As policy-makers try to maintain monetary and financial stability, the leadership transition at RBI could help – or make things worse.

India is a significant player in global markets, given its large and liquid financial market. India is also the fastest-growing G20 economy right now, with 7.6% GDP growth, and a critical regional player vis-à-vis neighbouring low-income countries in South Asia. But Indian growth is mainly domestically driven, and it runs ‘twin’ structural fiscal and current account deficits. This leads to inflation risk (though low oil prices are currently offsetting this, given that India is an oil-importing economy). And, to use its government’s own phrase, India also faces ‘twin balance sheet challenges’ for public and private sector banks with high non-performing loans (NPLs).

High NPLs discourage inflows

Governor Rajan had started to address key challenges, such as inflation (5.8% in June) and NPLs in its banking system. But, by his own account, there is more to do. India’s NPLs have risen since 2013, and are reported to be as high as 18%. With public sector banks holding 76% of total assets, this group is most in need of reform.  Although the World Bank is optimistic on reform prospects, the vulnerability of Indian non-financial corporations (relating to liquidity, profitability and leverage) is at its highest level since the early 2000s.  The private sector credit and investment environment is difficult. 

Inflation pressures are a key macroeconomic risk. And yet the central bank might be avoiding systematic currency intervention, as the rupee has depreciated and supported exports. If that’s their intention, their timing is good. India is a significant commodity and oil importer, and the low commodity price environment means slower price rises which offset ‘pass-through’ inflationary pressure from currency depreciation. 

With the RBI’s financial reforms unfinished, India is particularly vulnerable to global financial instability that could disrupt capital inflows. This could slow domestic growth and possibly worsen domestic financial risks. And that might, in turn, have not only regional growth implications but also wider global financial consequences. Foreign direct investment (FDI) inflows have been very strong for some time, yet this could change on account of domestic financial vulnerability.

Appoint a new governor soon

Given India’s macroeconomic uncertainties, the circumstances surrounding Governor Rajan’s departure are worrying. Six weeks on and there has been no successor named. And, just as importantly, his departure apparently resulted from political pressure (to reduce interest rates, which would contribute to increased NPL risk concerns). The delay over appointing a successor suggests that political wrangling may be continuing,which is a risk in its own right. In the wake of Rajan’s resignation, the government tried to reassert policy soundness by increasing FDI openness. But these steps were unconvincing.
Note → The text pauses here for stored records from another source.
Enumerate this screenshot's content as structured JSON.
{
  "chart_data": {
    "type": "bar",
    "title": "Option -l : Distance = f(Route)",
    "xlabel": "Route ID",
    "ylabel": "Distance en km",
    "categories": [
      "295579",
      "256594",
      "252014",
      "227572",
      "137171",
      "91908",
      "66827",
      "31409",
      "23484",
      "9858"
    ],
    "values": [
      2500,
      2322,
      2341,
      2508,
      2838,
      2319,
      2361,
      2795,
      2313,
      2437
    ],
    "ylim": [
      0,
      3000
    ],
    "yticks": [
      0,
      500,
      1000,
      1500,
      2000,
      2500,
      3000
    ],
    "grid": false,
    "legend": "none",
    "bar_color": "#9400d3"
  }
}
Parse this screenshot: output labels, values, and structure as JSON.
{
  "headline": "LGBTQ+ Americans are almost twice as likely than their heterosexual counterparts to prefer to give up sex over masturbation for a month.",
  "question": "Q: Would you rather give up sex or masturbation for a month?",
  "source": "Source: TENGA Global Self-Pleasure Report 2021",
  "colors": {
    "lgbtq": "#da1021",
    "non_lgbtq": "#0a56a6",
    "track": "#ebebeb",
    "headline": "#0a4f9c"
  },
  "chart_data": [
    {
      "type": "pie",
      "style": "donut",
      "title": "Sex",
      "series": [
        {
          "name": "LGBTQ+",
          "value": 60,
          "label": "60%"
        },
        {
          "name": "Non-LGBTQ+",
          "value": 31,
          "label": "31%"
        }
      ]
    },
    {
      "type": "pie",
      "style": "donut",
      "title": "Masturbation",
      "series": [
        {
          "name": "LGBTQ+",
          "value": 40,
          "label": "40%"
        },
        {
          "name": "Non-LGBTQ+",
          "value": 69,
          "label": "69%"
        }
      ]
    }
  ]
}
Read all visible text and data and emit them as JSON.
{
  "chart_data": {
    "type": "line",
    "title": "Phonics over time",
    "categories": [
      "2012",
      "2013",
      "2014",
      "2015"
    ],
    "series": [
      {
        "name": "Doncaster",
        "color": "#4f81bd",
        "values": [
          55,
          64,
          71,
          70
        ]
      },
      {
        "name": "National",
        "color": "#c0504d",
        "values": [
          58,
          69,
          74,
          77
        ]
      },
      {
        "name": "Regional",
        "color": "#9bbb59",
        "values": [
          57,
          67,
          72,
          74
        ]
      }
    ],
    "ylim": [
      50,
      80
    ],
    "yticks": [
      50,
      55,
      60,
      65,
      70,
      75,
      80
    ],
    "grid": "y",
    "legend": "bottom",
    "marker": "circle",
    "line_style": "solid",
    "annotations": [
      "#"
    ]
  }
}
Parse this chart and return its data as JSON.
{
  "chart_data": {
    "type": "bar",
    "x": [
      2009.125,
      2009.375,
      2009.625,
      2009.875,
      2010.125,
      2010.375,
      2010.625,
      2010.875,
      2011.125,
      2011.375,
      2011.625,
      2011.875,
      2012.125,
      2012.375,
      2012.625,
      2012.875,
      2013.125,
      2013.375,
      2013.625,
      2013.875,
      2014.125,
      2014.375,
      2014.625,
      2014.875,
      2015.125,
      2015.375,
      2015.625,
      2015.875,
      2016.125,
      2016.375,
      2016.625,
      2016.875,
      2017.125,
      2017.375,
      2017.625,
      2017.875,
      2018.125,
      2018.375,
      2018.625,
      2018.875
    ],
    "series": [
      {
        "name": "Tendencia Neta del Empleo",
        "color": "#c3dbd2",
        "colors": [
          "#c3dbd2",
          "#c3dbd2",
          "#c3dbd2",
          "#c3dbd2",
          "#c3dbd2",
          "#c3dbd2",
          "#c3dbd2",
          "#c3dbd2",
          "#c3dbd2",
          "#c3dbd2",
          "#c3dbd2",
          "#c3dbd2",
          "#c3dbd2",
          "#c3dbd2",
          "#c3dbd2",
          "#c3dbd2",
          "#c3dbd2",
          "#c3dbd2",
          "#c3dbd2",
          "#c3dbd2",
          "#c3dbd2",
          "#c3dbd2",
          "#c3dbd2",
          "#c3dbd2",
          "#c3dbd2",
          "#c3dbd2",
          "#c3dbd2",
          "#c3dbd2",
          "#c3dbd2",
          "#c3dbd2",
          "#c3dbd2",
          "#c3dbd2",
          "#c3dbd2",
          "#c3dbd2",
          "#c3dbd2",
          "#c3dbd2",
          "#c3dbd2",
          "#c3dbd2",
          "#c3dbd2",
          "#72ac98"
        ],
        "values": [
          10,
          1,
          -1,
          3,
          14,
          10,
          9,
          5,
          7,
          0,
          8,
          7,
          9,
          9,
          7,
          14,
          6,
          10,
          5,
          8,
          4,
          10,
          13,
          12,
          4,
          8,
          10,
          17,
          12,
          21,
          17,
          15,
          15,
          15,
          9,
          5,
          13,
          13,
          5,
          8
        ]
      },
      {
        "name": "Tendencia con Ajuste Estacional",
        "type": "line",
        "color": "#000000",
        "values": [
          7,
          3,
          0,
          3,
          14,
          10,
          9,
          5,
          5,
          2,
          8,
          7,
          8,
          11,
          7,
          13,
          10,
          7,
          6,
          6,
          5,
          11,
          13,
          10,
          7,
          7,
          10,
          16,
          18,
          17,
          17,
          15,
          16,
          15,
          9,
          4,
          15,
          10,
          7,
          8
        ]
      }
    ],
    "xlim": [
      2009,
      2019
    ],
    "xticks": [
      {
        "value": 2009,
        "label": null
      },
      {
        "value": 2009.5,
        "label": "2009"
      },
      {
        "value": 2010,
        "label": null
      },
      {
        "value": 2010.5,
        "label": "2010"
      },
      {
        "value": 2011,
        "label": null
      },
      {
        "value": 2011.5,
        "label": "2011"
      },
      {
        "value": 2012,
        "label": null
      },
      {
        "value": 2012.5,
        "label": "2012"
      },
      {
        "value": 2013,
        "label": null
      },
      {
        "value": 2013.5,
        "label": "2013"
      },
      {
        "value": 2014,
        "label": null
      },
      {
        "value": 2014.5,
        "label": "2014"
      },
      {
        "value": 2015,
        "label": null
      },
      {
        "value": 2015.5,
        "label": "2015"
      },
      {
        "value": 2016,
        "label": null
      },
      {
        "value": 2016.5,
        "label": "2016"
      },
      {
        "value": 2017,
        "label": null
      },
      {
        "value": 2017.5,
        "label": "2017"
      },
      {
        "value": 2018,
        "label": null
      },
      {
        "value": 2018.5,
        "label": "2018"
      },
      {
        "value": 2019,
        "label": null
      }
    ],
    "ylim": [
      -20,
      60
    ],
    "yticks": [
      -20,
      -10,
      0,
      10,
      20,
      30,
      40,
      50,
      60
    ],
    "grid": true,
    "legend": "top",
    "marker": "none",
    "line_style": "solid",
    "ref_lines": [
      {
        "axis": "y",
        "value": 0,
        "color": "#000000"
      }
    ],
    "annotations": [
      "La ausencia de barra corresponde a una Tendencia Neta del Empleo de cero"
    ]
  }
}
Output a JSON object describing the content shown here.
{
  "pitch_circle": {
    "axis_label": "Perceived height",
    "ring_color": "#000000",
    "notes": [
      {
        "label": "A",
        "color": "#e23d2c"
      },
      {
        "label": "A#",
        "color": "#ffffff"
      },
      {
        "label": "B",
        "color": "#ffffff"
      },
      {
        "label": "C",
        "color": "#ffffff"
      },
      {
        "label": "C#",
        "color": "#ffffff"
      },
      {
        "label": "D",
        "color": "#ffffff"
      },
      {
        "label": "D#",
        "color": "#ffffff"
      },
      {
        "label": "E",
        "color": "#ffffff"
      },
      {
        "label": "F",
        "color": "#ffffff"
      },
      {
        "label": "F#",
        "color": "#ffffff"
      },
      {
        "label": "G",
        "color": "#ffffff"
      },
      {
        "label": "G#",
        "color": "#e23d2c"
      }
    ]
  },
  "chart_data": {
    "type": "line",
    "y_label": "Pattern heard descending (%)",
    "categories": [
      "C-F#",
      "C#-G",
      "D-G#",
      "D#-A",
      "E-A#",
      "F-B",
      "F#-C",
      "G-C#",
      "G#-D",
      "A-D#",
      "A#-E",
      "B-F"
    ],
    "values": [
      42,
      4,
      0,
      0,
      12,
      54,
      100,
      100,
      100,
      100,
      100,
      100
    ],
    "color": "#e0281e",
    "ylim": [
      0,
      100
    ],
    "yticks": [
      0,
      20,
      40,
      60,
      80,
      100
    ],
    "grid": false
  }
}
There is a lot at stake for India and for its trading partners. India’s $500 billion in currency reserves will help it stabilise its currency; the RBI acted in the wake of the Brexit vote. Its bilateral swap facilities, including for its oil importers, are also important as a buffer against shocks. Its energy import demand growth (forecast by sector experts to grow by 161% to 2035) will bolster export growth for its resource-exporting trading partners. Notwithstanding all of this, India needs, crucially, to restore macroeconomic and financial institutional stability if it is to sustain its growth path and its trade and investment relationships. 

The Government of India should not delay in appointing a new RBI governor, who should continue the work on its inflation framework and on cleaning up public sector bank balance sheets. Progress on both would also reaffirm central bank independence.